Democratic presidential hopeful Beto O’Rourke decided to acknowledge he and his wife’s slave owner ancestors shortly before a report by The Guardian revealed his family’s slave-owning history.
On Sunday O’Rourke took to Twitter where he admitted that his ancestors, as well as his wife Amy’s, had owned slaves. O’Rourke wrote in a post on Medium that his paternal great-great-great-grandfather enslaved two women in the 1850s and his maternal great-great-great-grandfather, “most likely” also owned slaves.
“I benefit from a system that my ancestors built to favor themselves at the expense of others,” O’Rourke wrote in the post. “That only increases the urgency I feel to help change this country so that it works for those who have been locked-out of — or locked-up in — this system.”
Something that we've been talking about in town hall meetings — the legacy of slavery in the United States — now has a much more personal connection. I was recently given documents showing that both Amy and I are descended from people who owned slaves. https://t.co/rGKKLqcoKf
— Beto O'Rourke (@BetoORourke) July 15, 2019
The popular genealogy website Ancestry.com has located “abundant documentation” of O’Rourke’s and his wife’s ancestors’ slave-owning past and their support for the Confederacy, The Guardian reports. It was Andrew Jasper, O’Rourke’s paternal great-great-great grandfather, who enslaved two women named Eliza and Rose, both of whom were auctioned off in a “crying sale” after Jasper died, the report said.

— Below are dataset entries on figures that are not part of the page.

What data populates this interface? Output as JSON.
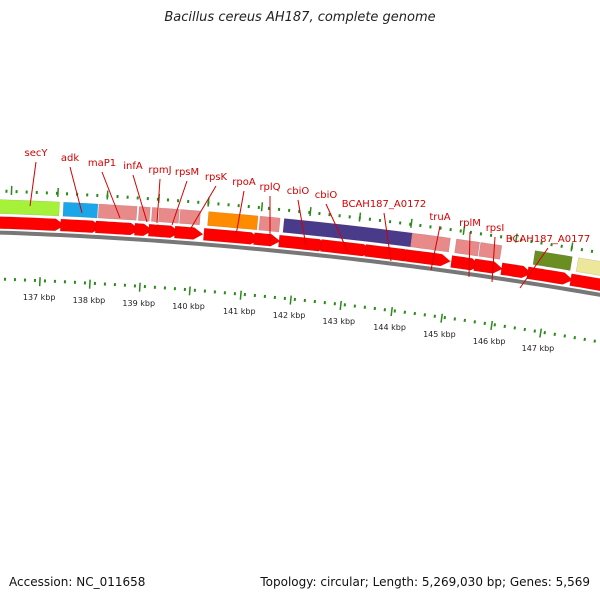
{
  "title": "Bacillus cereus AH187, complete genome",
  "footer": {
    "accession": "Accession: NC_011658",
    "summary": "Topology: circular; Length: 5,269,030 bp; Genes: 5,569"
  },
  "colors": {
    "gene_label": "#d40000",
    "cds": "#ff0000",
    "backbone": "#777777",
    "tick": "#2a8a1a",
    "lime": "#a6f23a",
    "cyan": "#1aa6e8",
    "pink": "#e88a8a",
    "orange": "#ff8c00",
    "purple": "#4a3a8a",
    "olive": "#6b8e23",
    "yellow": "#ece79a"
  },
  "gene_labels": [
    "secY",
    "adk",
    "maP1",
    "infA",
    "rpmJ",
    "rpsM",
    "rpsK",
    "rpoA",
    "rplQ",
    "cbiO",
    "cbiO",
    "BCAH187_A0172",
    "truA",
    "rplM",
    "rpsI",
    "BCAH187_A0177"
  ],
  "tick_labels": [
    "137 kbp",
    "138 kbp",
    "139 kbp",
    "140 kbp",
    "141 kbp",
    "142 kbp",
    "143 kbp",
    "144 kbp",
    "145 kbp",
    "146 kbp",
    "147 kbp"
  ]
}
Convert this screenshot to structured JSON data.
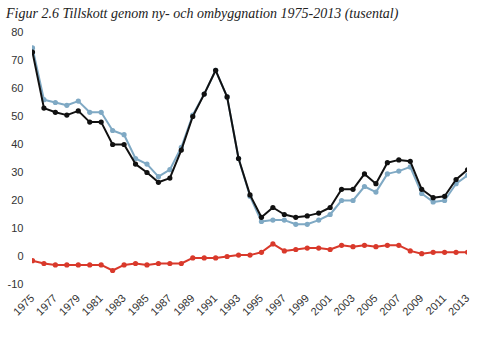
{
  "chart_data": {
    "type": "line",
    "title": "Figur 2.6 Tillskott genom ny- och ombyggnation 1975-2013 (tusental)",
    "x": [
      1975,
      1976,
      1977,
      1978,
      1979,
      1980,
      1981,
      1982,
      1983,
      1984,
      1985,
      1986,
      1987,
      1988,
      1989,
      1990,
      1991,
      1992,
      1993,
      1994,
      1995,
      1996,
      1997,
      1998,
      1999,
      2000,
      2001,
      2002,
      2003,
      2004,
      2005,
      2006,
      2007,
      2008,
      2009,
      2010,
      2011,
      2012,
      2013
    ],
    "series": [
      {
        "color": "#7fa9c4",
        "marker": "circle",
        "values": [
          74.5,
          56,
          55,
          54,
          55.5,
          51.5,
          51.5,
          45,
          43.5,
          35,
          33,
          28.5,
          31,
          39,
          50.5,
          58,
          66.5,
          57,
          35,
          21.5,
          12.5,
          13,
          13,
          11.5,
          11.5,
          13,
          15,
          20,
          20,
          25,
          23,
          29.5,
          30.5,
          32,
          22.5,
          19.5,
          20,
          26,
          29
        ]
      },
      {
        "color": "#111111",
        "marker": "circle",
        "values": [
          73,
          53,
          51.5,
          50.5,
          52,
          48,
          48,
          40,
          40,
          33,
          30,
          26.5,
          28,
          38,
          50,
          58,
          66.5,
          57,
          35,
          22,
          14,
          17.5,
          15,
          14,
          14.5,
          15.5,
          17.5,
          24,
          24,
          29.5,
          26,
          33.5,
          34.5,
          34,
          24,
          21,
          21.5,
          27.5,
          31
        ]
      },
      {
        "color": "#d9392b",
        "marker": "circle",
        "values": [
          -1.5,
          -2.5,
          -3,
          -3,
          -3,
          -3,
          -3,
          -5,
          -3,
          -2.5,
          -3,
          -2.5,
          -2.5,
          -2.5,
          -0.5,
          -0.5,
          -0.5,
          0,
          0.5,
          0.5,
          1.5,
          4.5,
          2,
          2.5,
          3,
          3,
          2.5,
          4,
          3.5,
          4,
          3.5,
          4,
          4,
          2,
          1,
          1.5,
          1.5,
          1.5,
          1.5
        ]
      }
    ],
    "xlim": [
      1975,
      2013
    ],
    "xticks": [
      1975,
      1977,
      1979,
      1981,
      1983,
      1985,
      1987,
      1989,
      1991,
      1993,
      1995,
      1997,
      1999,
      2001,
      2003,
      2005,
      2007,
      2009,
      2011,
      2013
    ],
    "ylim": [
      -10,
      80
    ],
    "yticks": [
      -10,
      0,
      10,
      20,
      30,
      40,
      50,
      60,
      70,
      80
    ],
    "grid": false
  }
}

Amy O’Rourke’s family had also owned several slaves, including ”‘one negro man called Peter,’ ‘a boy called Darsy,’ ‘a girl called Sally,’ a ‘negro man called Ned’ and ‘one other called Moses,’” the report added, citing a 1798 probate record.

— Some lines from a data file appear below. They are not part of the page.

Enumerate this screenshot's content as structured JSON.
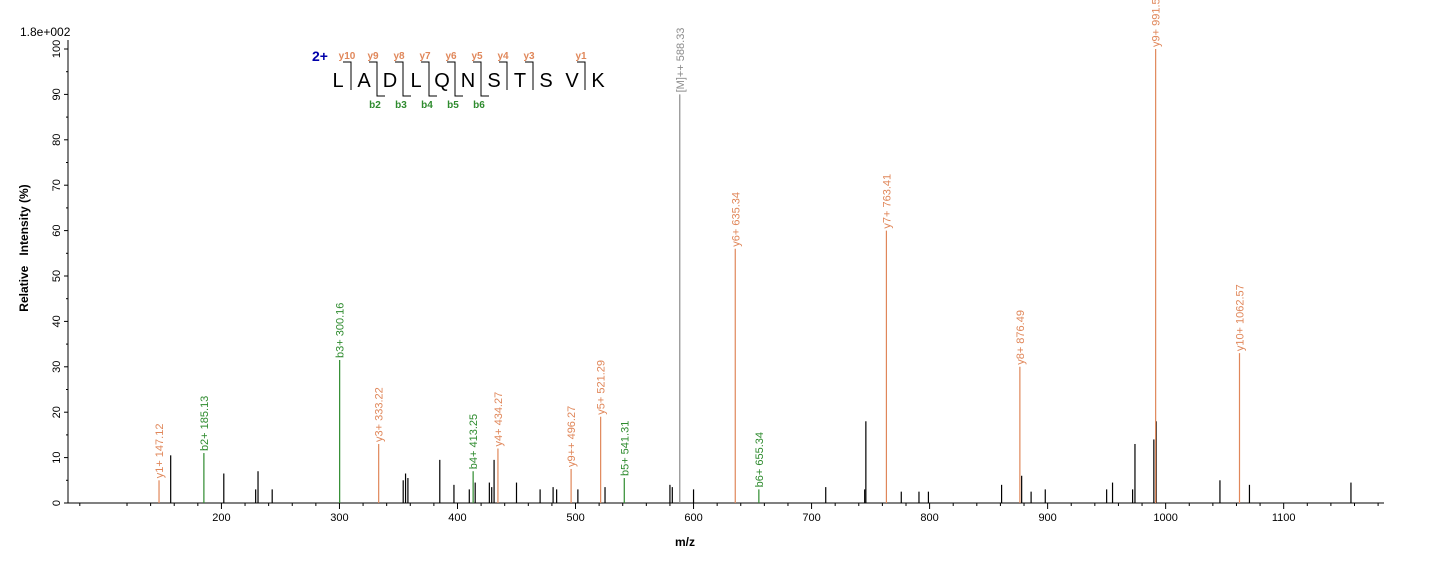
{
  "chart_data": {
    "type": "bar",
    "intensity_scale": "1.8e+002",
    "xlabel": "m/z",
    "ylabel": "Relative   Intensity (%)",
    "xlim": [
      70,
      1185
    ],
    "ylim": [
      0,
      100
    ],
    "x_ticks": [
      200,
      300,
      400,
      500,
      600,
      700,
      800,
      900,
      1000,
      1100
    ],
    "y_ticks": [
      0,
      10,
      20,
      30,
      40,
      50,
      60,
      70,
      80,
      90,
      100
    ],
    "colors": {
      "y_ion": "#e0875a",
      "b_ion": "#2e8b2e",
      "precursor": "#8c8c8c",
      "unassigned": "#000000",
      "charge": "#0000aa"
    },
    "peptide": {
      "charge": "2+",
      "sequence": [
        "L",
        "A",
        "D",
        "L",
        "Q",
        "N",
        "S",
        "T",
        "S",
        "V",
        "K"
      ],
      "y_ions": [
        {
          "label": "y10",
          "after": 1
        },
        {
          "label": "y9",
          "after": 2
        },
        {
          "label": "y8",
          "after": 3
        },
        {
          "label": "y7",
          "after": 4
        },
        {
          "label": "y6",
          "after": 5
        },
        {
          "label": "y5",
          "after": 6
        },
        {
          "label": "y4",
          "after": 7
        },
        {
          "label": "y3",
          "after": 8
        },
        {
          "label": "y1",
          "after": 10
        }
      ],
      "b_ions": [
        {
          "label": "b2",
          "after": 2
        },
        {
          "label": "b3",
          "after": 3
        },
        {
          "label": "b4",
          "after": 4
        },
        {
          "label": "b5",
          "after": 5
        },
        {
          "label": "b6",
          "after": 6
        }
      ]
    },
    "annotated_peaks": [
      {
        "mz": 147.12,
        "intensity": 5,
        "label": "y1+ 147.12",
        "type": "y"
      },
      {
        "mz": 185.13,
        "intensity": 11,
        "label": "b2+ 185.13",
        "type": "b"
      },
      {
        "mz": 300.16,
        "intensity": 31.5,
        "label": "b3+ 300.16",
        "type": "b"
      },
      {
        "mz": 333.22,
        "intensity": 13,
        "label": "y3+ 333.22",
        "type": "y"
      },
      {
        "mz": 413.25,
        "intensity": 7,
        "label": "b4+ 413.25",
        "type": "b"
      },
      {
        "mz": 434.27,
        "intensity": 12,
        "label": "y4+ 434.27",
        "type": "y"
      },
      {
        "mz": 496.27,
        "intensity": 7.5,
        "label": "y9++ 496.27",
        "type": "y"
      },
      {
        "mz": 521.29,
        "intensity": 19,
        "label": "y5+ 521.29",
        "type": "y"
      },
      {
        "mz": 541.31,
        "intensity": 5.5,
        "label": "b5+ 541.31",
        "type": "b"
      },
      {
        "mz": 588.33,
        "intensity": 90,
        "label": "[M]++ 588.33",
        "type": "precursor"
      },
      {
        "mz": 635.34,
        "intensity": 56,
        "label": "y6+ 635.34",
        "type": "y"
      },
      {
        "mz": 655.34,
        "intensity": 3,
        "label": "b6+ 655.34",
        "type": "b"
      },
      {
        "mz": 763.41,
        "intensity": 60,
        "label": "y7+ 763.41",
        "type": "y"
      },
      {
        "mz": 876.49,
        "intensity": 30,
        "label": "y8+ 876.49",
        "type": "y"
      },
      {
        "mz": 991.52,
        "intensity": 100,
        "label": "y9+ 991.52",
        "type": "y"
      },
      {
        "mz": 1062.57,
        "intensity": 33,
        "label": "y10+ 1062.57",
        "type": "y"
      }
    ],
    "unassigned_peaks": [
      [
        157,
        10.5
      ],
      [
        202,
        6.5
      ],
      [
        229,
        3
      ],
      [
        231,
        7
      ],
      [
        243,
        3
      ],
      [
        354,
        5
      ],
      [
        356,
        6.5
      ],
      [
        358,
        5.5
      ],
      [
        385,
        9.5
      ],
      [
        397,
        4
      ],
      [
        410,
        3
      ],
      [
        415,
        4.5
      ],
      [
        427,
        4.5
      ],
      [
        429,
        3.5
      ],
      [
        431,
        9.5
      ],
      [
        450,
        4.5
      ],
      [
        470,
        3
      ],
      [
        481,
        3.5
      ],
      [
        484,
        3
      ],
      [
        502,
        3
      ],
      [
        525,
        3.5
      ],
      [
        580,
        4
      ],
      [
        582,
        3.5
      ],
      [
        600,
        3
      ],
      [
        712,
        3.5
      ],
      [
        745,
        3
      ],
      [
        746,
        18
      ],
      [
        776,
        2.5
      ],
      [
        791,
        2.5
      ],
      [
        799,
        2.5
      ],
      [
        861,
        4
      ],
      [
        878,
        6
      ],
      [
        886,
        2.5
      ],
      [
        898,
        3
      ],
      [
        950,
        3
      ],
      [
        955,
        4.5
      ],
      [
        972,
        3
      ],
      [
        974,
        13
      ],
      [
        990,
        14
      ],
      [
        992,
        18
      ],
      [
        1046,
        5
      ],
      [
        1071,
        4
      ],
      [
        1157,
        4.5
      ]
    ]
  }
}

The former Texas congressman told the outlet that he and his wife knew “nothing” about their families’ slave-owning past and are deeply troubled by the revelation.
“Amy and I sat down and talked through this,” O’Rourke said. “How Andrew was able, through his descendants, to pass on the benefits of owning other human beings. And ultimately I and my children are beneficiaries of that.”
Meanwhile, O’Rourke continued to advocate his support for reparations for slave descendants.
“I will continue to support reparations, beginning with an important national conversation on slavery and racial injustice,” he wrote on Medium.
O’Rourke said it’s critical that Americans “know our own story as it relates to the national story.”
“It is only then, I believe, that we can take the necessary steps to repair the damage done and stop visiting this injustice on the generations that follow ours,” he said.
Last week, NBC News released a report confirming that Senate Majority Leader Mitch McConnell’s two great-great-great grandfathers had enslaved at least 14 people in Alabama in the 1800s.
McConnell likened himself to former President Barack Obama while acknowledging the report and defending his stance against slavery reparations.
“You know, I find myself once again in the same position” as Obama, McConnell said at a press conference when asked about the NBC report. “We both oppose reparations, and we both are the descendants of slaveholders,” he said.